A poor substitute, but much better than the domination of medical care by the for profit insurance companies and their public mouthpieces Rick Scott, Zack Wamp, Glenn Beck, Betsy McCasughey, John Goodman, Rush Limbaugh, John Mackey, and the U.S. Chamber of Commerce, would be the “government option.”
Yet this would require true leadership from President Obama, as once was shown by President Franklin D. Roosevelt; however, sadly, Obama now appears to be emulating Neville Chamberlain at Munich in 1937 when he was negotiating “Peace in Our Time.” Why does the president keep harping on “bipartisanship” when to any logical person it is a long lost cause. (Yesterday I removed my Obama bumper sticker).
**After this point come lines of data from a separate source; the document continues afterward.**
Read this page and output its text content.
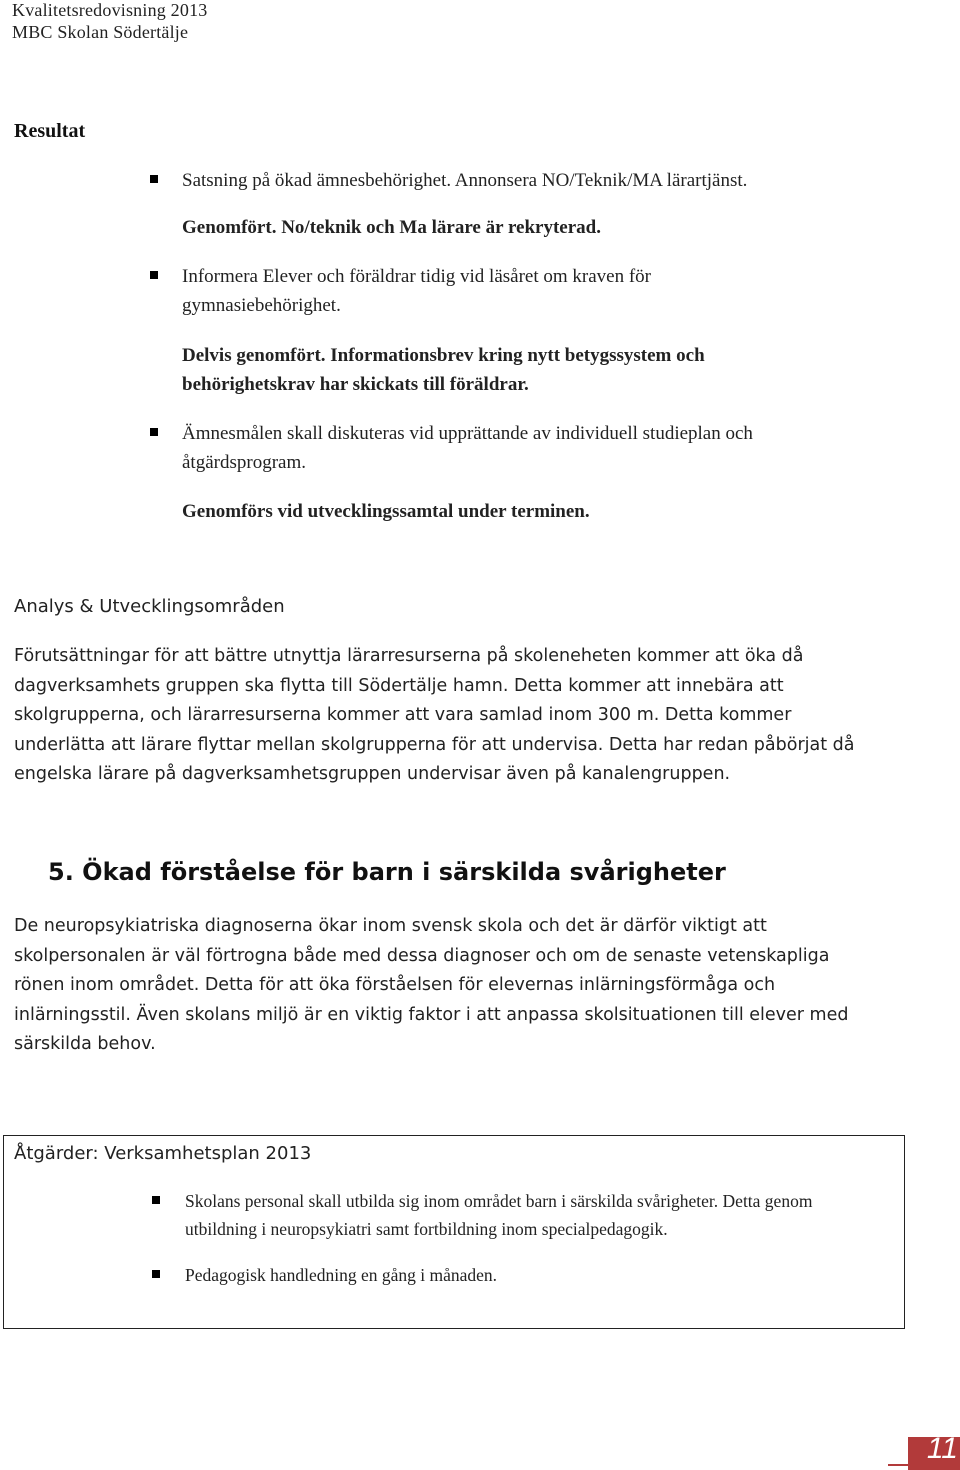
Kvalitetsredovisning 2013
MBC Skolan Södertälje
Resultat
Satsning på ökad ämnesbehörighet. Annonsera NO/Teknik/MA lärartjänst.
Genomfört. No/teknik och Ma lärare är rekryterad.
Informera Elever och föräldrar tidig vid läsåret om kraven för gymnasiebehörighet.
Delvis genomfört. Informationsbrev kring nytt betygssystem och behörighetskrav har skickats till föräldrar.
Ämnesmålen skall diskuteras vid upprättande av individuell studieplan och åtgärdsprogram.
Genomförs vid utvecklingssamtal under terminen.
Analys & Utvecklingsområden
Förutsättningar för att bättre utnyttja lärarresurserna på skoleneheten kommer att öka då dagverksamhets gruppen ska flytta till Södertälje hamn. Detta kommer att innebära att skolgrupperna, och lärarresurserna kommer att vara samlad inom 300 m. Detta kommer underlätta att lärare flyttar mellan skolgrupperna för att undervisa. Detta har redan påbörjat då engelska lärare på dagverksamhetsgruppen undervisar även på kanalengruppen.
5. Ökad förståelse för barn i särskilda svårigheter
De neuropsykiatriska diagnoserna ökar inom svensk skola och det är därför viktigt att skolpersonalen är väl förtrogna både med dessa diagnoser och om de senaste vetenskapliga rönen inom området. Detta för att öka förståelsen för elevernas inlärningsförmåga och inlärningsstil. Även skolans miljö är en viktig faktor i att anpassa skolsituationen till elever med särskilda behov.
Åtgärder: Verksamhetsplan 2013
Skolans personal skall utbilda sig inom området barn i särskilda svårigheter. Detta genom utbildning i neuropsykiatri samt fortbildning inom specialpedagogik.
Pedagogisk handledning en gång i månaden.
11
The times have changed and the younger physicians have been reared and are practicing in our culture of materialism and greed. Unless somewhere deep inside them resides the Hippocratic Oath, I fear that we will never return to a climate of old time medicine, such as they have in France, where family doctors still make house calls, and where no one entering a doctors office or emergency room need produce all those insurance cards before being seen and and are not required to endure endless waits. I understand, that at St. Paul’s free Clinic, where I once volunteered part time, there is hare to get doctors to put in a couple hours taking care of the poor and disadvantaged.
And, oh yes, I personally have encountered the “socialized medicine” in The UK, and have close friends and relatives, who have experience with the government subsidized health care in France, Norway and Italy, and in all instances it is caring and prompt. Of course, now and then I am sure there may be a hitch, but do not believe the nay-sayers who are trying to play on our worst instincts, and produce fear and mistrust.
Those thinking people, who believe in the individual’s right to decent medical care as a moral and ethical issue must make themselves heard. Time grows short, the forces that are opposing decent care in this nation are spending $14 million a day to deceive and confuse the public with fraudulent television ads, scripted demonstrations at town meetings held by Democratic representatives (Blue Dogs excepted), with gun-toting hoodlums outside.
[Dr. Stephen R. Keister lives in Erie, PA. He is a retired physician who is active in health care reform.]